Période pré électorale oblige, les élus promettent tout et n'importe quoi. Mais parfois, faute de lire attentivement ce qu'on leur demande, croyant sans doute bien faire ils promettent le contraire.

Suite à quelques éditos, des aficionautes ont écrit à divers députés européens pour leur demander de ne pas signer la pétition présentée par leur collègue anglais Evans, laquelle, si elle reçoit un nombre suffisant de signatures, permettrait de faire voter en assemblée pleinière un texte privant les élevages de toros de toute aide communautaire.

Fort bien argumenté, le message d'un de ces aficionautes que nous avons publié ici mettait en avant l'aspect culturel de la tauromachie ainsi que le fait que de nombreux citoyens européens y sont très attachés.

Par retour de courrier, ce dont il faut la féliciter car il dénote, sinon la grande attention mais au moins la disponibilité que cette député européenne socialiste originaire de Lyon met à le traiter, Martine Roure s'est empressée de répondre, par un copier/coller sans doute, habituée qu'elle était à recevoir des mails envoyés par les anti taurins :

"J'ai pris connaissance de votre mail concernant les corridas. Je souhaitais vous préciser que, comme vous, je suis opposée à cette pratique. Je suis régulièrement intervenue en tant que vice-présidente de l'intergroupe sur la protection des espèces au Parlement européen, contre la corrida au sein de l'Union.

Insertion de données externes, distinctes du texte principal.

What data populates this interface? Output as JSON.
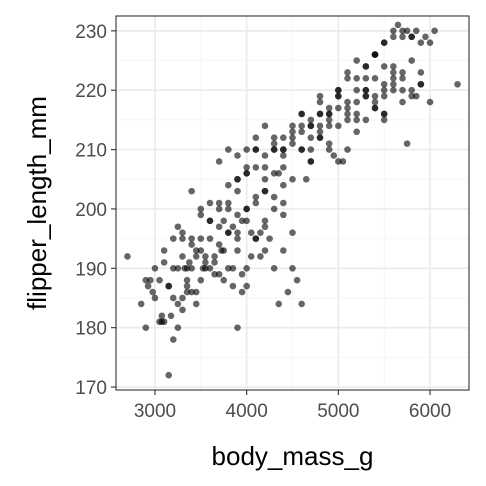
{
  "colors": {
    "panel_border": "#333333",
    "grid_major": "#ebebeb",
    "grid_minor": "#f5f5f5",
    "point": "#000000",
    "tick_text": "#4d4d4d",
    "background": "#ffffff"
  },
  "chart_data": {
    "type": "scatter",
    "title": "",
    "xlabel": "body_mass_g",
    "ylabel": "flipper_length_mm",
    "xlim": [
      2575,
      6425
    ],
    "ylim": [
      169.5,
      232.5
    ],
    "x_ticks": [
      3000,
      4000,
      5000,
      6000
    ],
    "x_tick_labels": [
      "3000",
      "4000",
      "5000",
      "6000"
    ],
    "y_ticks": [
      170,
      180,
      190,
      200,
      210,
      220,
      230
    ],
    "y_tick_labels": [
      "170",
      "180",
      "190",
      "200",
      "210",
      "220",
      "230"
    ],
    "grid": true,
    "legend": "none",
    "point_alpha": 0.6,
    "x": [
      2700,
      2850,
      2900,
      2900,
      2925,
      2975,
      3050,
      3075,
      3150,
      3175,
      3200,
      3250,
      3300,
      3300,
      3325,
      3350,
      3400,
      3450,
      3000,
      3000,
      3050,
      3100,
      3150,
      3200,
      3250,
      3300,
      3350,
      3400,
      3450,
      3500,
      3550,
      3600,
      3650,
      3700,
      3750,
      3800,
      3850,
      3900,
      3950,
      4000,
      3100,
      3200,
      3300,
      3400,
      3500,
      3600,
      3700,
      3800,
      3900,
      4000,
      4100,
      4200,
      3150,
      3250,
      3350,
      3450,
      3550,
      3650,
      3750,
      3850,
      3950,
      4050,
      3300,
      3400,
      3500,
      3600,
      3700,
      3800,
      3900,
      4000,
      4100,
      4200,
      4300,
      4400,
      3350,
      3450,
      3550,
      3650,
      3750,
      3850,
      3950,
      4050,
      4150,
      4250,
      4350,
      3500,
      3600,
      3700,
      3800,
      3900,
      4000,
      4100,
      4200,
      4300,
      4400,
      4500,
      3400,
      3500,
      3600,
      3700,
      3800,
      3900,
      4000,
      4100,
      4200,
      4300,
      4400,
      4500,
      4600,
      3700,
      3800,
      3900,
      4000,
      4100,
      4200,
      4300,
      4400,
      3800,
      3900,
      4000,
      4100,
      4200,
      4300,
      4400,
      4500,
      4600,
      4700,
      3900,
      4000,
      4100,
      4200,
      4300,
      4400,
      4500,
      4600,
      4700,
      4800,
      4900,
      4000,
      4100,
      4200,
      4300,
      4400,
      4500,
      4600,
      4700,
      4800,
      4900,
      5000,
      4200,
      4300,
      4400,
      4500,
      4600,
      4700,
      4800,
      4900,
      5000,
      5100,
      4400,
      4500,
      4600,
      4700,
      4800,
      4900,
      5000,
      5100,
      5200,
      5300,
      4600,
      4700,
      4800,
      4900,
      5000,
      5100,
      5200,
      5300,
      5400,
      5500,
      4700,
      4800,
      4900,
      5000,
      5100,
      5200,
      5300,
      5400,
      5500,
      5600,
      4800,
      4900,
      5000,
      5100,
      5200,
      5300,
      5400,
      5500,
      5600,
      5700,
      5000,
      5100,
      5200,
      5300,
      5400,
      5500,
      5600,
      5700,
      5800,
      5900,
      5100,
      5200,
      5300,
      5400,
      5500,
      5600,
      5700,
      5800,
      5900,
      6000,
      5200,
      5300,
      5400,
      5500,
      5600,
      5700,
      5800,
      5900,
      6000,
      5300,
      5400,
      5500,
      5600,
      5700,
      5800,
      5900,
      6050,
      5400,
      5500,
      5600,
      5650,
      5700,
      5750,
      5800,
      5850,
      5950,
      6300,
      3075,
      3200,
      4450,
      4550,
      4800,
      5050,
      5500,
      5750,
      5850,
      4950,
      4650,
      3100,
      3250,
      3375,
      3525,
      3900,
      4150,
      4350,
      2950,
      3725
    ],
    "y": [
      192,
      184,
      188,
      180,
      187,
      186,
      181,
      182,
      172,
      182,
      178,
      184,
      185,
      183,
      190,
      187,
      186,
      184,
      185,
      190,
      188,
      191,
      187,
      190,
      190,
      192,
      188,
      190,
      193,
      188,
      192,
      190,
      191,
      189,
      188,
      190,
      187,
      193,
      186,
      187,
      193,
      195,
      196,
      195,
      193,
      195,
      194,
      196,
      195,
      198,
      195,
      197,
      187,
      197,
      190,
      186,
      190,
      192,
      198,
      197,
      189,
      192,
      195,
      194,
      195,
      198,
      197,
      196,
      199,
      190,
      195,
      193,
      190,
      193,
      186,
      192,
      191,
      189,
      193,
      190,
      198,
      196,
      192,
      195,
      184,
      200,
      201,
      200,
      201,
      196,
      200,
      202,
      198,
      200,
      201,
      190,
      203,
      199,
      198,
      201,
      200,
      203,
      200,
      201,
      203,
      202,
      199,
      196,
      184,
      208,
      204,
      205,
      207,
      210,
      203,
      206,
      204,
      210,
      209,
      210,
      207,
      205,
      210,
      209,
      211,
      210,
      208,
      205,
      206,
      210,
      209,
      210,
      207,
      205,
      210,
      208,
      212,
      210,
      206,
      212,
      207,
      211,
      210,
      212,
      213,
      210,
      214,
      211,
      208,
      214,
      212,
      210,
      213,
      214,
      212,
      216,
      214,
      214,
      210,
      212,
      214,
      216,
      215,
      212,
      216,
      217,
      215,
      213,
      219,
      216,
      214,
      216,
      215,
      219,
      217,
      216,
      215,
      219,
      216,
      214,
      219,
      217,
      220,
      216,
      215,
      219,
      218,
      216,
      220,
      218,
      216,
      220,
      218,
      222,
      220,
      217,
      219,
      221,
      218,
      219,
      222,
      220,
      224,
      217,
      221,
      223,
      220,
      219,
      221,
      223,
      218,
      220,
      222,
      220,
      224,
      222,
      220,
      221,
      218,
      225,
      222,
      226,
      224,
      222,
      223,
      225,
      223,
      228,
      224,
      226,
      228,
      229,
      230,
      229,
      228,
      230,
      226,
      228,
      230,
      231,
      229,
      230,
      229,
      230,
      229,
      221,
      181,
      185,
      186,
      188,
      213,
      208,
      215,
      211,
      219,
      209,
      205,
      181,
      180,
      191,
      190,
      180,
      196,
      206,
      188,
      193
    ]
  }
}
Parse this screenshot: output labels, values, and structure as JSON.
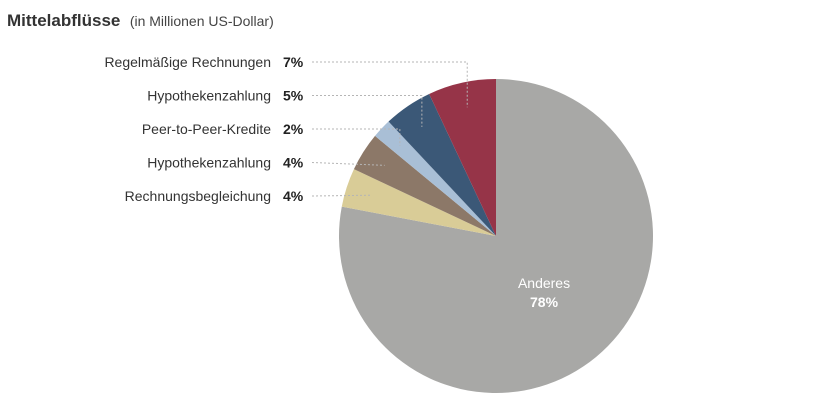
{
  "chart_data": {
    "type": "pie",
    "title": "Mittelabflüsse",
    "subtitle": "(in Millionen US-Dollar)",
    "slices": [
      {
        "label": "Anderes",
        "value": 78,
        "display": "78%",
        "color": "#a8a8a6"
      },
      {
        "label": "Rechnungsbegleichung",
        "value": 4,
        "display": "4%",
        "color": "#d9cc97"
      },
      {
        "label": "Hypothekenzahlung",
        "value": 4,
        "display": "4%",
        "color": "#8c7868"
      },
      {
        "label": "Peer-to-Peer-Kredite",
        "value": 2,
        "display": "2%",
        "color": "#a9bfd6"
      },
      {
        "label": "Hypothekenzahlung",
        "value": 5,
        "display": "5%",
        "color": "#3b5877"
      },
      {
        "label": "Regelmäßige Rechnungen",
        "value": 7,
        "display": "7%",
        "color": "#963448"
      }
    ],
    "legend_placement": "left"
  }
}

Je peux également vous dire que j'ai signé la déclaration écrite à l'initiative de certains de mes collègues concernant l'interdiction des corridas.

Espérant avoir répondu à votre attente, je vous prie d'agréer, Madame, Monsieur, mes salutations les meilleures.
"

Je ne sais s'il faut en rire ou en pleurer, mais pendant que le mundillo se dispute sur des affaires de gros sous et que de petits malins tirent dans les pattes de ceux qui travaillent, notre dossier s'instruit. Et il est à charge.

Ce qui serait amusant, sinon utile, serait de remplir la boîte à lettre de cette dame de milliers de messages la félicitant courtoisement du talent avec lequel elle fait son métier... à nos dépens.